By: Gabriella Cruz-Martinez
Housing starts, which include new single- and multi-family units, decreased to a seasonally adjusted annual rate of 1.434 million units in June, according to the Census Bureau, down 8% from May’s revised rate of 1.559 million units. That was 8.1% below a year ago and under the 1.480 million units economists had predicted.
New construction was up a whopping 21.7% in May over April.
Permits to build were at an annualized rate of 1.440 million units in June, 3.7% below May’s revised rate of 1.496 million units, with modest increases in applications on the single-family and multi-family sides. The figure came in lower than the expectation of 1.500 million.
The shortage of previously owned homes for sale has given homebuilders an edge in today’s market, as they’ve continued to ramp up construction of new units in recent months. But that may not last.
Rising costs of imported raw materials such as aluminum, softwood lumber, and steel could cause delays in new builds, the National Association of Home Builders (NAHB) found.

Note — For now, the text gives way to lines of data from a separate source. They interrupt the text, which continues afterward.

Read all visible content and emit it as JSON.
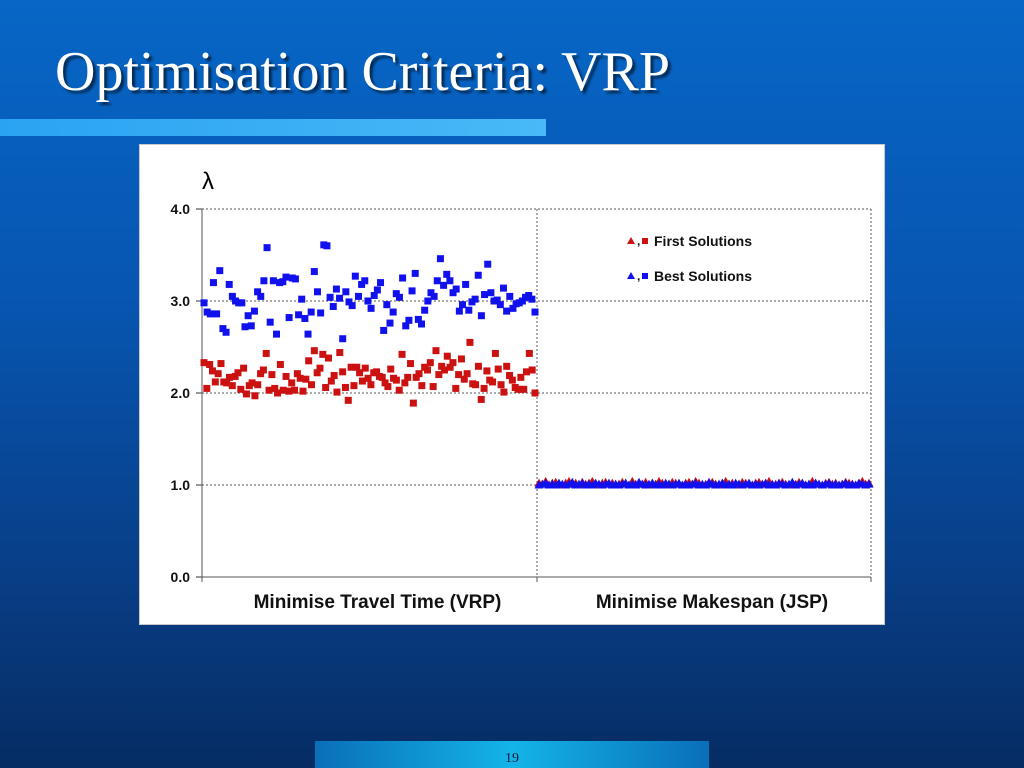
{
  "slide": {
    "title": "Optimisation Criteria: VRP",
    "page_number": "19"
  },
  "colors": {
    "first_solutions": "#cc1111",
    "best_solutions": "#1111ee",
    "grid": "#555555"
  },
  "chart_data": {
    "type": "scatter",
    "ylabel": "λ",
    "ylim": [
      0,
      4
    ],
    "yticks": [
      "0.0",
      "1.0",
      "2.0",
      "3.0",
      "4.0"
    ],
    "ytick_values": [
      0,
      1,
      2,
      3,
      4
    ],
    "grid": "dotted horizontal",
    "legend_position": "top-right",
    "categories": [
      "Minimise Travel Time (VRP)",
      "Minimise Makespan (JSP)"
    ],
    "legend": [
      {
        "marker_glyphs": "▲,■",
        "label": "First Solutions",
        "series": "first"
      },
      {
        "marker_glyphs": "▲,■",
        "label": "Best Solutions",
        "series": "best"
      }
    ],
    "series": [
      {
        "name": "First Solutions",
        "panel": "Minimise Travel Time (VRP)",
        "marker": "square",
        "values": [
          2.33,
          2.05,
          2.31,
          2.24,
          2.12,
          2.21,
          2.32,
          2.12,
          2.11,
          2.17,
          2.08,
          2.18,
          2.22,
          2.04,
          2.27,
          1.99,
          2.08,
          2.11,
          1.97,
          2.09,
          2.21,
          2.25,
          2.43,
          2.03,
          2.2,
          2.05,
          2.0,
          2.31,
          2.03,
          2.18,
          2.02,
          2.11,
          2.03,
          2.21,
          2.16,
          2.02,
          2.15,
          2.35,
          2.09,
          2.46,
          2.22,
          2.27,
          2.42,
          2.06,
          2.38,
          2.13,
          2.19,
          2.01,
          2.44,
          2.23,
          2.06,
          1.92,
          2.28,
          2.08,
          2.28,
          2.22,
          2.13,
          2.27,
          2.16,
          2.09,
          2.22,
          2.23,
          2.18,
          2.17,
          2.11,
          2.07,
          2.26,
          2.16,
          2.14,
          2.03,
          2.42,
          2.11,
          2.17,
          2.32,
          1.89,
          2.17,
          2.21,
          2.08,
          2.28,
          2.25,
          2.33,
          2.07,
          2.46,
          2.2,
          2.29,
          2.25,
          2.4,
          2.28,
          2.33,
          2.05,
          2.2,
          2.37,
          2.15,
          2.21,
          2.55,
          2.1,
          2.09,
          2.29,
          1.93,
          2.05,
          2.24,
          2.14,
          2.12,
          2.43,
          2.26,
          2.09,
          2.01,
          2.29,
          2.19,
          2.14,
          2.06,
          2.04,
          2.17,
          2.04,
          2.23,
          2.43,
          2.25,
          2.0
        ]
      },
      {
        "name": "Best Solutions",
        "panel": "Minimise Travel Time (VRP)",
        "marker": "square",
        "values": [
          2.98,
          2.88,
          2.86,
          3.2,
          2.86,
          3.33,
          2.7,
          2.66,
          3.18,
          3.05,
          3.0,
          2.98,
          2.98,
          2.72,
          2.84,
          2.73,
          2.89,
          3.1,
          3.05,
          3.22,
          3.58,
          2.77,
          3.22,
          2.64,
          3.2,
          3.21,
          3.26,
          2.82,
          3.25,
          3.24,
          2.85,
          3.02,
          2.81,
          2.64,
          2.88,
          3.32,
          3.1,
          2.87,
          3.61,
          3.6,
          3.04,
          2.94,
          3.13,
          3.03,
          2.59,
          3.1,
          2.99,
          2.95,
          3.27,
          3.05,
          3.18,
          3.22,
          3.0,
          2.92,
          3.06,
          3.12,
          3.2,
          2.68,
          2.96,
          2.76,
          2.88,
          3.08,
          3.04,
          3.25,
          2.73,
          2.79,
          3.11,
          3.3,
          2.8,
          2.75,
          2.9,
          3.0,
          3.09,
          3.05,
          3.22,
          3.46,
          3.17,
          3.29,
          3.22,
          3.09,
          3.13,
          2.89,
          2.96,
          3.18,
          2.9,
          2.99,
          3.02,
          3.28,
          2.84,
          3.07,
          3.4,
          3.09,
          3.0,
          3.01,
          2.96,
          3.14,
          2.89,
          3.05,
          2.92,
          2.97,
          2.98,
          3.0,
          3.04,
          3.06,
          3.02,
          2.88
        ]
      },
      {
        "name": "First Solutions",
        "panel": "Minimise Makespan (JSP)",
        "marker": "triangle",
        "values": [
          1.02,
          1.01,
          1.04,
          1.0,
          1.02,
          1.03,
          1.01,
          1.0,
          1.02,
          1.04,
          1.01,
          1.02,
          1.0,
          1.03,
          1.01,
          1.02,
          1.04,
          1.01,
          1.0,
          1.02,
          1.03,
          1.01,
          1.02,
          1.0,
          1.01,
          1.03,
          1.02,
          1.0,
          1.04,
          1.01,
          1.02,
          1.01,
          1.03,
          1.0,
          1.02,
          1.01,
          1.04,
          1.02,
          1.0,
          1.01,
          1.03,
          1.02,
          1.01,
          1.0,
          1.02,
          1.03,
          1.01,
          1.04,
          1.02,
          1.0,
          1.01,
          1.02,
          1.03,
          1.01,
          1.0,
          1.02,
          1.04,
          1.01,
          1.02,
          1.0,
          1.01,
          1.03,
          1.02,
          1.01,
          1.0,
          1.02,
          1.03,
          1.01,
          1.02,
          1.04,
          1.0,
          1.01,
          1.02,
          1.03,
          1.01,
          1.0,
          1.02,
          1.01,
          1.03,
          1.02,
          1.0,
          1.01,
          1.04,
          1.02,
          1.01,
          1.0,
          1.02,
          1.03,
          1.01,
          1.02,
          1.0,
          1.01,
          1.03,
          1.02,
          1.01,
          1.0,
          1.02,
          1.04,
          1.01,
          1.02
        ]
      },
      {
        "name": "Best Solutions",
        "panel": "Minimise Makespan (JSP)",
        "marker": "triangle",
        "values": [
          1.0,
          1.01,
          1.02,
          1.0,
          1.01,
          1.0,
          1.02,
          1.01,
          1.0,
          1.01,
          1.03,
          1.0,
          1.01,
          1.02,
          1.0,
          1.01,
          1.0,
          1.02,
          1.01,
          1.0,
          1.01,
          1.02,
          1.0,
          1.01,
          1.0,
          1.01,
          1.02,
          1.0,
          1.01,
          1.0,
          1.03,
          1.01,
          1.0,
          1.01,
          1.02,
          1.0,
          1.01,
          1.0,
          1.02,
          1.01,
          1.0,
          1.01,
          1.02,
          1.0,
          1.01,
          1.0,
          1.01,
          1.02,
          1.0,
          1.01,
          1.0,
          1.03,
          1.01,
          1.0,
          1.01,
          1.02,
          1.0,
          1.01,
          1.0,
          1.02,
          1.01,
          1.0,
          1.01,
          1.02,
          1.0,
          1.01,
          1.0,
          1.01,
          1.02,
          1.0,
          1.01,
          1.0,
          1.02,
          1.01,
          1.0,
          1.01,
          1.03,
          1.0,
          1.01,
          1.02,
          1.0,
          1.01,
          1.0,
          1.02,
          1.01,
          1.0,
          1.01,
          1.02,
          1.0,
          1.01,
          1.0,
          1.01,
          1.02,
          1.0,
          1.01,
          1.0,
          1.02,
          1.01,
          1.0,
          1.01
        ]
      }
    ]
  }
}
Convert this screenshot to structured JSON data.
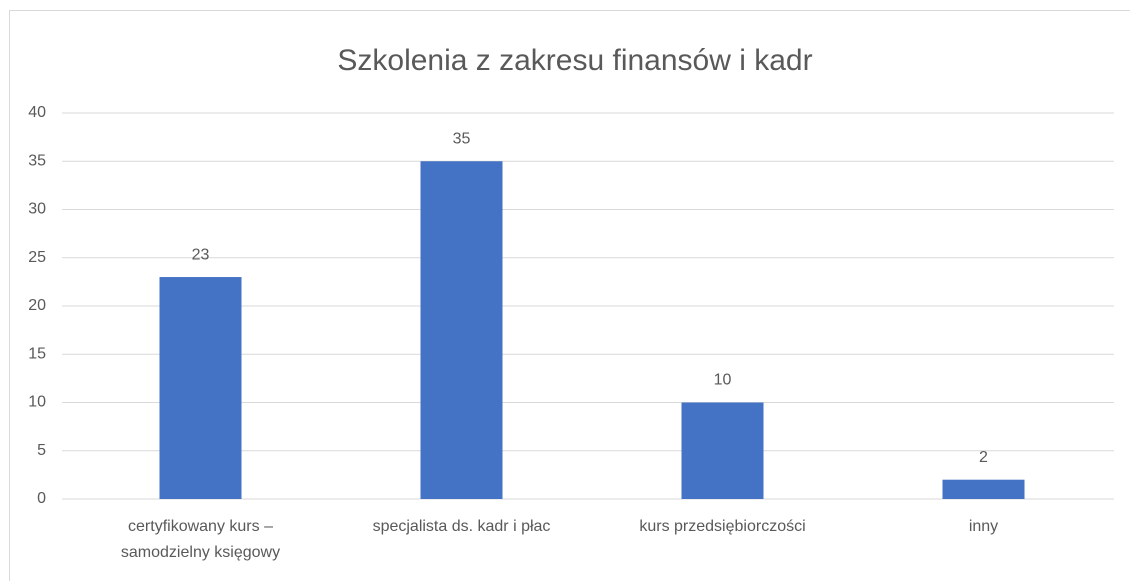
{
  "chart_data": {
    "type": "bar",
    "title": "Szkolenia z zakresu finansów i kadr",
    "categories": [
      "certyfikowany kurs – samodzielny księgowy",
      "specjalista ds. kadr i płac",
      "kurs przedsiębiorczości",
      "inny"
    ],
    "values": [
      23,
      35,
      10,
      2
    ],
    "color": "#4472c4",
    "ylim": [
      0,
      40
    ],
    "yticks": [
      0,
      5,
      10,
      15,
      20,
      25,
      30,
      35,
      40
    ],
    "grid": true
  }
}
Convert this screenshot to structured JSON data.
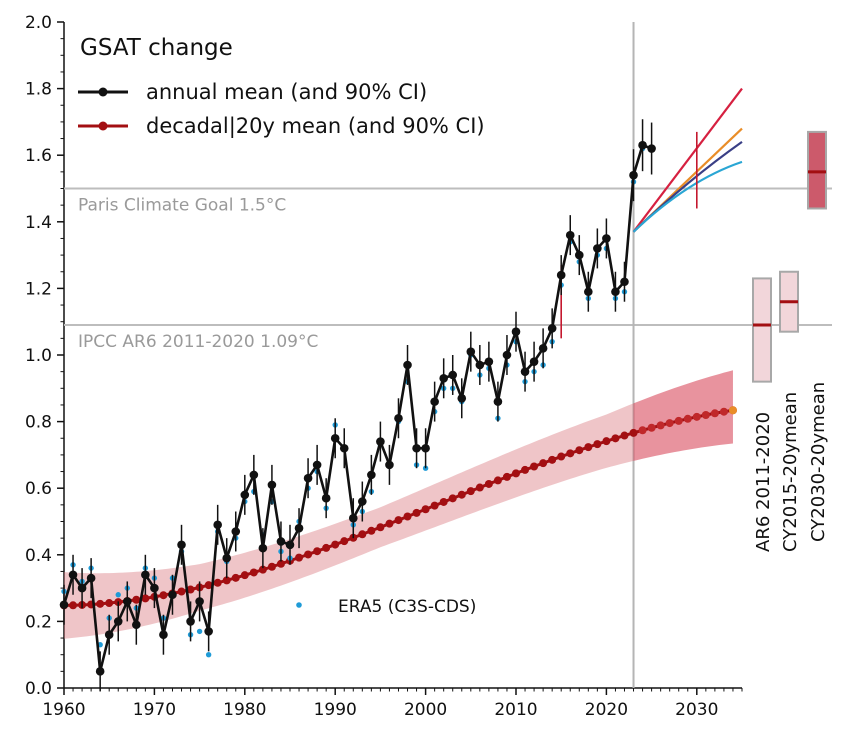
{
  "chart_data": {
    "type": "line",
    "title": "GSAT change",
    "xlim": [
      1960,
      2035
    ],
    "ylim": [
      0.0,
      2.0
    ],
    "x_ticks": [
      "1960",
      "1970",
      "1980",
      "1990",
      "2000",
      "2010",
      "2020",
      "2030"
    ],
    "y_ticks": [
      "0.0",
      "0.2",
      "0.4",
      "0.6",
      "0.8",
      "1.0",
      "1.2",
      "1.4",
      "1.6",
      "1.8",
      "2.0"
    ],
    "legend": {
      "title": "GSAT change",
      "annual_label": "annual mean (and 90% CI)",
      "decadal_label": "decadal|20y mean (and 90% CI)",
      "era5_label": "ERA5 (C3S-CDS)"
    },
    "reference_lines": [
      {
        "label": "Paris Climate Goal 1.5°C",
        "value": 1.5
      },
      {
        "label": "IPCC AR6 2011-2020 1.09°C",
        "value": 1.09
      }
    ],
    "current_year_marker": 2023,
    "annual_mean": {
      "x": [
        1960,
        1961,
        1962,
        1963,
        1964,
        1965,
        1966,
        1967,
        1968,
        1969,
        1970,
        1971,
        1972,
        1973,
        1974,
        1975,
        1976,
        1977,
        1978,
        1979,
        1980,
        1981,
        1982,
        1983,
        1984,
        1985,
        1986,
        1987,
        1988,
        1989,
        1990,
        1991,
        1992,
        1993,
        1994,
        1995,
        1996,
        1997,
        1998,
        1999,
        2000,
        2001,
        2002,
        2003,
        2004,
        2005,
        2006,
        2007,
        2008,
        2009,
        2010,
        2011,
        2012,
        2013,
        2014,
        2015,
        2016,
        2017,
        2018,
        2019,
        2020,
        2021,
        2022,
        2023,
        2024,
        2025
      ],
      "y": [
        0.25,
        0.34,
        0.3,
        0.33,
        0.05,
        0.16,
        0.2,
        0.26,
        0.19,
        0.34,
        0.3,
        0.16,
        0.28,
        0.43,
        0.2,
        0.26,
        0.17,
        0.49,
        0.39,
        0.47,
        0.58,
        0.64,
        0.42,
        0.61,
        0.44,
        0.43,
        0.48,
        0.63,
        0.67,
        0.57,
        0.75,
        0.72,
        0.51,
        0.56,
        0.64,
        0.74,
        0.67,
        0.81,
        0.97,
        0.72,
        0.72,
        0.86,
        0.93,
        0.94,
        0.87,
        1.01,
        0.97,
        0.98,
        0.86,
        1.0,
        1.07,
        0.95,
        0.98,
        1.02,
        1.08,
        1.24,
        1.36,
        1.3,
        1.19,
        1.32,
        1.35,
        1.19,
        1.22,
        1.54,
        1.63,
        1.62
      ],
      "ci": 0.06
    },
    "era5": {
      "x": [
        1960,
        1961,
        1962,
        1963,
        1964,
        1965,
        1966,
        1967,
        1968,
        1969,
        1970,
        1971,
        1972,
        1973,
        1974,
        1975,
        1976,
        1977,
        1978,
        1979,
        1980,
        1981,
        1982,
        1983,
        1984,
        1985,
        1986,
        1987,
        1988,
        1989,
        1990,
        1991,
        1992,
        1993,
        1994,
        1995,
        1996,
        1997,
        1998,
        1999,
        2000,
        2001,
        2002,
        2003,
        2004,
        2005,
        2006,
        2007,
        2008,
        2009,
        2010,
        2011,
        2012,
        2013,
        2014,
        2015,
        2016,
        2017,
        2018,
        2019,
        2020,
        2021,
        2022,
        2023,
        2024
      ],
      "y": [
        0.29,
        0.37,
        0.32,
        0.36,
        0.13,
        0.21,
        0.28,
        0.3,
        0.24,
        0.36,
        0.33,
        0.21,
        0.33,
        0.41,
        0.16,
        0.17,
        0.1,
        0.47,
        0.38,
        0.45,
        0.56,
        0.59,
        0.46,
        0.56,
        0.41,
        0.39,
        0.5,
        0.6,
        0.65,
        0.54,
        0.79,
        0.72,
        0.49,
        0.53,
        0.59,
        0.73,
        0.67,
        0.8,
        0.92,
        0.67,
        0.66,
        0.83,
        0.9,
        0.9,
        0.86,
        1.0,
        0.94,
        0.96,
        0.81,
        0.97,
        1.04,
        0.92,
        0.95,
        0.97,
        1.04,
        1.21,
        1.34,
        1.28,
        1.17,
        1.3,
        1.32,
        1.17,
        1.19,
        1.52,
        1.62
      ]
    },
    "decadal_mean": {
      "x_start": 1960,
      "x_end": 2034,
      "poly": [
        0.248,
        0.00018,
        0.00026,
        -2.1e-06
      ],
      "ci_lower_offset": [
        0.1,
        0.07,
        0.06,
        0.08,
        0.1
      ],
      "ci_upper_offset": [
        0.1,
        0.07,
        0.06,
        0.08,
        0.12
      ],
      "ci_nodes_x": [
        1960,
        1975,
        1995,
        2020,
        2034
      ]
    },
    "projections": [
      {
        "name": "upper",
        "color": "#d62040",
        "start": [
          2023,
          1.37
        ],
        "end": [
          2035,
          1.8
        ]
      },
      {
        "name": "central",
        "color": "#e98d28",
        "start": [
          2023,
          1.37
        ],
        "end": [
          2035,
          1.68
        ]
      },
      {
        "name": "dark",
        "color": "#3a3f86",
        "start": [
          2023,
          1.37
        ],
        "end": [
          2035,
          1.64
        ]
      },
      {
        "name": "light-blue",
        "color": "#2aa6d4",
        "start": [
          2023,
          1.37
        ],
        "end": [
          2035,
          1.58
        ]
      }
    ],
    "side_bars": [
      {
        "label": "AR6 2011-2020",
        "mean": 1.09,
        "low": 0.92,
        "high": 1.23
      },
      {
        "label": "CY2015-20ymean",
        "mean": 1.16,
        "low": 1.07,
        "high": 1.25
      },
      {
        "label": "CY2030-20ymean",
        "mean": 1.55,
        "low": 1.44,
        "high": 1.67
      }
    ]
  }
}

“The lack of resale inventory means prospective home buyers who have not been priced out of the market continue to seek out new construction in greater numbers,” NAHB chief economist Robert Dietz wrote in his Eye on Housing blog.
Single-family housing starts in June dropped to a rate of 935,000, 7% below May’s revised estimate of 1,005,000. On the multi-family side, starts in June were 482,000, also down from approximately 624,000 from the month prior.
At the same time, building permits for single-family home construction rose to a seasonally adjusted annual rate of 922,000, up 2.2% from May’s revised rate of 902,000.
Building permits for multi-family homes were at a rate of 467,000 in June, down from approximately 542,000 the previous month.
New construction has become a larger part of today’s housing market. More than a 33% of homes on the market this spring were new construction, the NAHB estimated. That share is historically 13%.